Certain art forms in which purity – or refinement – prevails, whether material, conceptual, minimalist, productive or event-based, can be considered the art of the residual Idea. Not because it is residual, it arouses less, on the contrary, an infinite desire for meaning and the presentation of meaning. Jean-Luc Nancy. The trace of Art

Felix Kiessling navigates different interests and disciplines, inventing both his own tradition and visual language in a body of work that has no apparent linearity. He draws on references ranging from Bauhaus to Fred Sandback’s minimalist vocabulary, in research that crosses neuroscience, psychology, politics and philosophy. When we look closely at his work, we see solemn reflections on what is all-too-human – that which resists in times of extreme artificiality, dreams of immortality and the standardisation of life.

The works presented — Arbeit (2025), Du (2025), Sitzgelegenheiten (2025), Mono Bench (2025), Tisch (2025) and Handlauf (2025) — question the body as a porous medium of affections. The objects subtly point to a critique of the hedonistic and consumerist culture that pushes us into lives of isolation and emotional poverty, while we seek excesses that fill some part of our enormous existential voids.

Kiessling perceives life and reality as chemical reactions burning in the midst of the frozen universe. In Arbeit, his thinking finds humanity and care in the process of corrosion of industrial aluminium plates by fatty acids from the sweat of himself his wife and son:

“I concentrated and chemically processed my sweat and the sweat of my family (me dreaming feverishly, Marietta cycling, my son sleeping/developing his brain) all reality is in this endogenous bodily concentrate.
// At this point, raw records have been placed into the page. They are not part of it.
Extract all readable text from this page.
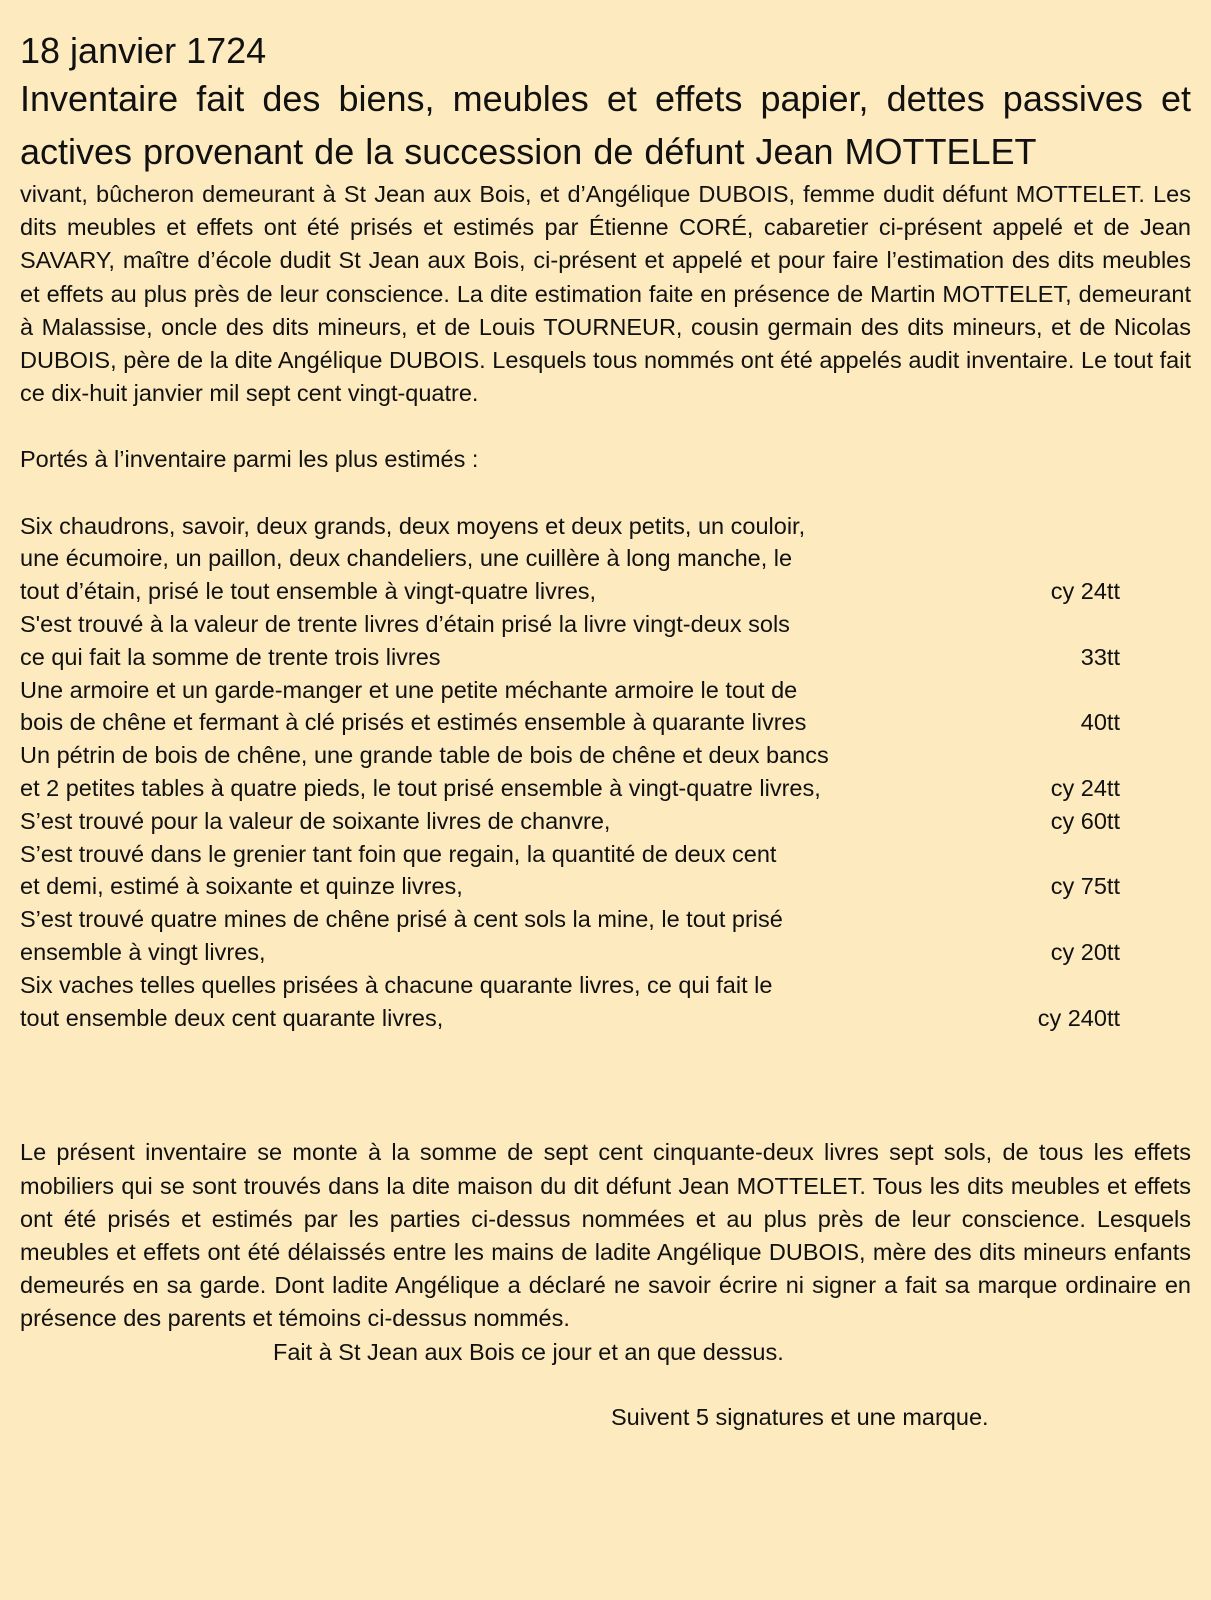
18 janvier 1724
Inventaire fait des biens, meubles et effets papier, dettes passives et actives provenant de la succession de défunt Jean MOTTELET

vivant, bûcheron demeurant à St Jean aux Bois, et d’Angélique DUBOIS, femme dudit défunt MOTTELET. Les dits meubles et effets ont été prisés et estimés par Étienne CORÉ, cabaretier ci-présent appelé et de Jean SAVARY, maître d’école dudit St Jean aux Bois, ci-présent et appelé et pour faire l’estimation des dits meubles et effets au plus près de leur conscience. La dite estimation faite en présence de Martin MOTTELET, demeurant à Malassise, oncle des dits mineurs, et de Louis TOURNEUR, cousin germain des dits mineurs, et de Nicolas DUBOIS, père de la dite Angélique DUBOIS. Lesquels tous nommés ont été appelés audit inventaire. Le tout fait ce dix-huit janvier mil sept cent vingt-quatre.

Portés à l’inventaire parmi les plus estimés :
Six chaudrons, savoir, deux grands, deux moyens et deux petits, un couloir,
une écumoire, un paillon, deux chandeliers, une cuillère à long manche, le
tout d’étain, prisé le tout ensemble à vingt-quatre livres,	cy 24tt
S'est trouvé à la valeur de trente livres d’étain prisé la livre vingt-deux sols
ce qui fait la somme de trente trois livres	33tt
Une armoire et un garde-manger et une petite méchante armoire le tout de
bois de chêne et fermant à clé prisés et estimés ensemble à quarante livres	40tt
Un pétrin de bois de chêne, une grande table de bois de chêne et deux bancs
et 2 petites tables à quatre pieds, le tout prisé ensemble à vingt-quatre livres,	cy 24tt
S’est trouvé pour la valeur de soixante livres de chanvre,	cy 60tt
S’est trouvé dans le grenier tant foin que regain, la quantité de deux cent
et demi, estimé à soixante et quinze livres,	cy 75tt
S’est trouvé quatre mines de chêne prisé à cent sols la mine, le tout prisé
ensemble à vingt livres,	cy 20tt
Six vaches telles quelles prisées à chacune quarante livres, ce qui fait le
tout ensemble deux cent quarante livres,	cy 240tt

Le présent inventaire se monte à la somme de sept cent cinquante-deux livres sept sols, de tous les effets mobiliers qui se sont trouvés dans la dite maison du dit défunt Jean MOTTELET. Tous les dits meubles et effets ont été prisés et estimés par les parties ci-dessus nommées et au plus près de leur conscience. Lesquels meubles et effets ont été délaissés entre les mains de ladite Angélique DUBOIS, mère des dits mineurs enfants demeurés en sa garde. Dont ladite Angélique a déclaré ne savoir écrire ni signer a fait sa marque ordinaire en présence des parents et témoins ci-dessus nommés.

Fait à St Jean aux Bois ce jour et an que dessus.
Suivent 5 signatures et une marque.
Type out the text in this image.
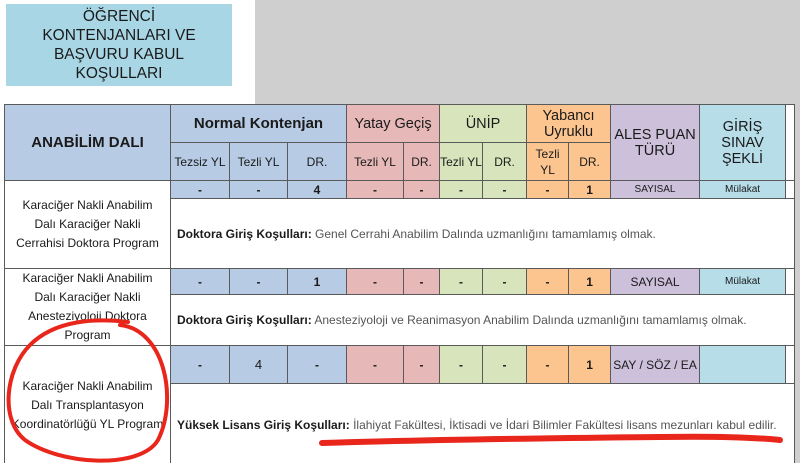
ÖĞRENCİ KONTENJANLARI VE BAŞVURU KABUL KOŞULLARI
ANABİLİM DALI	Normal Kontenjan			Yatay Geçiş		ÜNİP		Yabancı Uyruklu		ALES PUAN TÜRÜ	GİRİŞ SINAV ŞEKLİ	
	Tezsiz YL	Tezli YL	DR.	Tezli YL	DR.	Tezli YL	DR.	Tezli YL	DR.			
Karaciğer Nakli Anabilim Dalı Karaciğer Nakli Cerrahisi Doktora Program	-	-	4	-	-	-	-	-	1	SAYISAL	Mülakat	
	Doktora Giriş Koşulları: Genel Cerrahi Anabilim Dalında uzmanlığını tamamlamış olmak.											
Karaciğer Nakli Anabilim Dalı Karaciğer Nakli Anesteziyoloji Doktora Program	-	-	1	-	-	-	-	-	1	SAYISAL	Mülakat	
	Doktora Giriş Koşulları: Anesteziyoloji ve Reanimasyon Anabilim Dalında uzmanlığını tamamlamış olmak.											
Karaciğer Nakli Anabilim Dalı Transplantasyon Koordinatörlüğü YL Program	-	4	-	-	-	-	-	-	1	SAY / SÖZ / EA		
	Yüksek Lisans Giriş Koşulları: İlahiyat Fakültesi, İktisadi ve İdari Bilimler Fakültesi lisans mezunları kabul edilir.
In some works, I dipped fabric and threw it over aluminium plates (creating chaotic figures); in others, I applied it over time and a lighter, blurred and less defined figure emerged.”

In these almost scientific experiments, the reaction of sweat on aluminium produces a surprising abstract image that records the chemical process and the passage of time. The impersonality of the inanimate, pragmatic plate, in contrast to the warm affection and care in the gesture that collects the sweat of loved ones, confronts disparate and complementary feelings in the same piece: candour and strangeness, warmth and coldness, delicacy and brutality, memory and presence, the artificial and the organic. The same questions also underpin Du, a mirror that reflects more the interior of warm, changeable bodies than the surface. Like Arbeit, this work thinks of art no longer as a producer of images, but as a marker of experience and transmutation.
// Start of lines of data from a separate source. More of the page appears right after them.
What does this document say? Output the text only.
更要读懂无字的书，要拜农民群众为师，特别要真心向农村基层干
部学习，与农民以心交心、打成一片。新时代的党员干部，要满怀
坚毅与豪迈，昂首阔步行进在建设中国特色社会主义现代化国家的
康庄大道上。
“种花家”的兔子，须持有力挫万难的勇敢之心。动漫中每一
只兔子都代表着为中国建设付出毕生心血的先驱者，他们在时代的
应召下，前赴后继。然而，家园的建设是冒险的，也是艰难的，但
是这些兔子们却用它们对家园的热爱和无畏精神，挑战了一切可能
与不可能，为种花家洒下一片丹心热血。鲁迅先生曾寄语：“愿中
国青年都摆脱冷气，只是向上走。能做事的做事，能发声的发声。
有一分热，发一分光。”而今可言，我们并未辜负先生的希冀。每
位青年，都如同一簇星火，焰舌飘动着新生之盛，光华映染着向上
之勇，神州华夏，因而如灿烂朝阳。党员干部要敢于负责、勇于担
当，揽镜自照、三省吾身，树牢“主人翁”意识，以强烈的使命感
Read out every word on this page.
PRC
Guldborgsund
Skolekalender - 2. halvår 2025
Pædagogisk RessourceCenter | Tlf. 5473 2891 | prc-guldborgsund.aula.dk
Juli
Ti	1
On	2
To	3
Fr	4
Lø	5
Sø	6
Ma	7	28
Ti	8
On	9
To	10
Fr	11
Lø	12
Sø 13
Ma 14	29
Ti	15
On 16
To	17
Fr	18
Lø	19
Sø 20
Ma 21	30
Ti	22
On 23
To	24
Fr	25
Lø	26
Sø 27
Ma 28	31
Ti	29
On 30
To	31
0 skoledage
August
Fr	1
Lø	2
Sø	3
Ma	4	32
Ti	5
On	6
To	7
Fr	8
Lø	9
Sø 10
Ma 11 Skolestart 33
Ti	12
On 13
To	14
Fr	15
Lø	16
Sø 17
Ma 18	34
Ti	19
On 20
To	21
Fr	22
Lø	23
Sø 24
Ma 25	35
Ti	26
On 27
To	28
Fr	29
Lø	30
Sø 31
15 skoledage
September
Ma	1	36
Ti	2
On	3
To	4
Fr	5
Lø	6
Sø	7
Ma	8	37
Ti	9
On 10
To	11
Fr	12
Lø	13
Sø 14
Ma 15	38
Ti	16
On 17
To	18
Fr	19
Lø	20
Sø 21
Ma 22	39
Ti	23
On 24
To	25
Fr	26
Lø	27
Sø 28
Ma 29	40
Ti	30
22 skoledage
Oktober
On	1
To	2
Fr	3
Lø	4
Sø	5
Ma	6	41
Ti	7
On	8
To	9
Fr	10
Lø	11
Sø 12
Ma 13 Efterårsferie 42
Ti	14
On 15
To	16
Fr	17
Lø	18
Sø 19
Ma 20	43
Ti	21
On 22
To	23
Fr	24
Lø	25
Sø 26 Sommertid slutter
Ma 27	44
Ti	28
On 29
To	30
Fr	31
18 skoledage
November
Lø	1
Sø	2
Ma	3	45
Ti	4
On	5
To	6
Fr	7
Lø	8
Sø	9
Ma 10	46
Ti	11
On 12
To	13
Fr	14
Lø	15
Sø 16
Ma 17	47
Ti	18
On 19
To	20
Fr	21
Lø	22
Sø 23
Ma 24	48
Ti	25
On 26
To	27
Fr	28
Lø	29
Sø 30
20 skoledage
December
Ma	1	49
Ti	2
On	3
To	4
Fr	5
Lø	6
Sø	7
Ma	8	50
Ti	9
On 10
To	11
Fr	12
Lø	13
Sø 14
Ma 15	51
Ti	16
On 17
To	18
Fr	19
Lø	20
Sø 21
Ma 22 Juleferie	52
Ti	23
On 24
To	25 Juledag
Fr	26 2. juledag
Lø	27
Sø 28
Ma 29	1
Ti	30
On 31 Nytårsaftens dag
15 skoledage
The artist observes that, unlike exhibitions with more theatrical environments, Zucker is a raw installation that comments on reality without being dogmatic. It is a very personal show without a clearly constructed narrative, as it is not about meaning, but about seeing.

The works Sitzgelegenheiten, Mono Bench and Tisch created with Frederik Fialin, make up an unconventional living room. The first sculpture was created on a concrete structure of a Berlin public bench designed in the 1960s. The second chair, based on the same principles, reduces the materiality and offers response to its 1960’s counterpart. Both invite use and touch, exposing the marks of tactile exploration. In this sense, Kiessling hopes that people will interact with the raw aluminium work, instead of looking at it in a hierarchical structure.
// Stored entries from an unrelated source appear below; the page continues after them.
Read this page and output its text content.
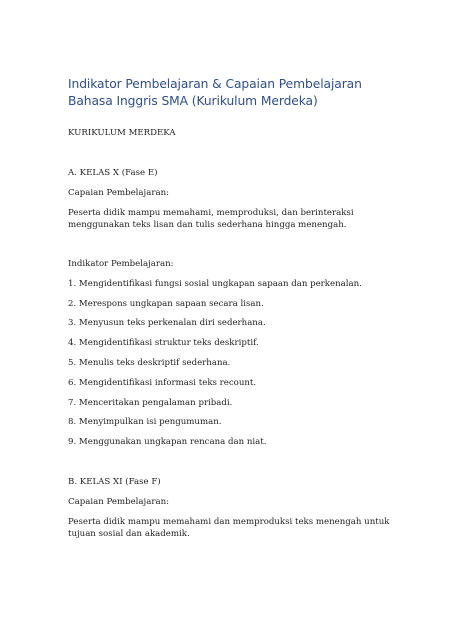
Indikator Pembelajaran & Capaian Pembelajaran
Bahasa Inggris SMA (Kurikulum Merdeka)

KURIKULUM MERDEKA

A. KELAS X (Fase E)

Capaian Pembelajaran:

Peserta didik mampu memahami, memproduksi, dan berinteraksi menggunakan teks lisan dan tulis sederhana hingga menengah.

Indikator Pembelajaran:

1. Mengidentifikasi fungsi sosial ungkapan sapaan dan perkenalan.

2. Merespons ungkapan sapaan secara lisan.

3. Menyusun teks perkenalan diri sederhana.

4. Mengidentifikasi struktur teks deskriptif.

5. Menulis teks deskriptif sederhana.

6. Mengidentifikasi informasi teks recount.

7. Menceritakan pengalaman pribadi.

8. Menyimpulkan isi pengumuman.

9. Menggunakan ungkapan rencana dan niat.

B. KELAS XI (Fase F)

Capaian Pembelajaran:

Peserta didik mampu memahami dan memproduksi teks menengah untuk tujuan sosial dan akademik.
Zucker‘s works speak of a society obsessed with unrealistic standards of physical perfection, hygiene and fantasy smells. The artificiality of hard, perennial materials clashes with the finitude of the organic body and the truth of its sebaceous secretions. In a way, as the artist reflects, these works are a little embarrassing because they are more personal than any image could be. Because they are so direct, immediate, unfiltered, raw and human.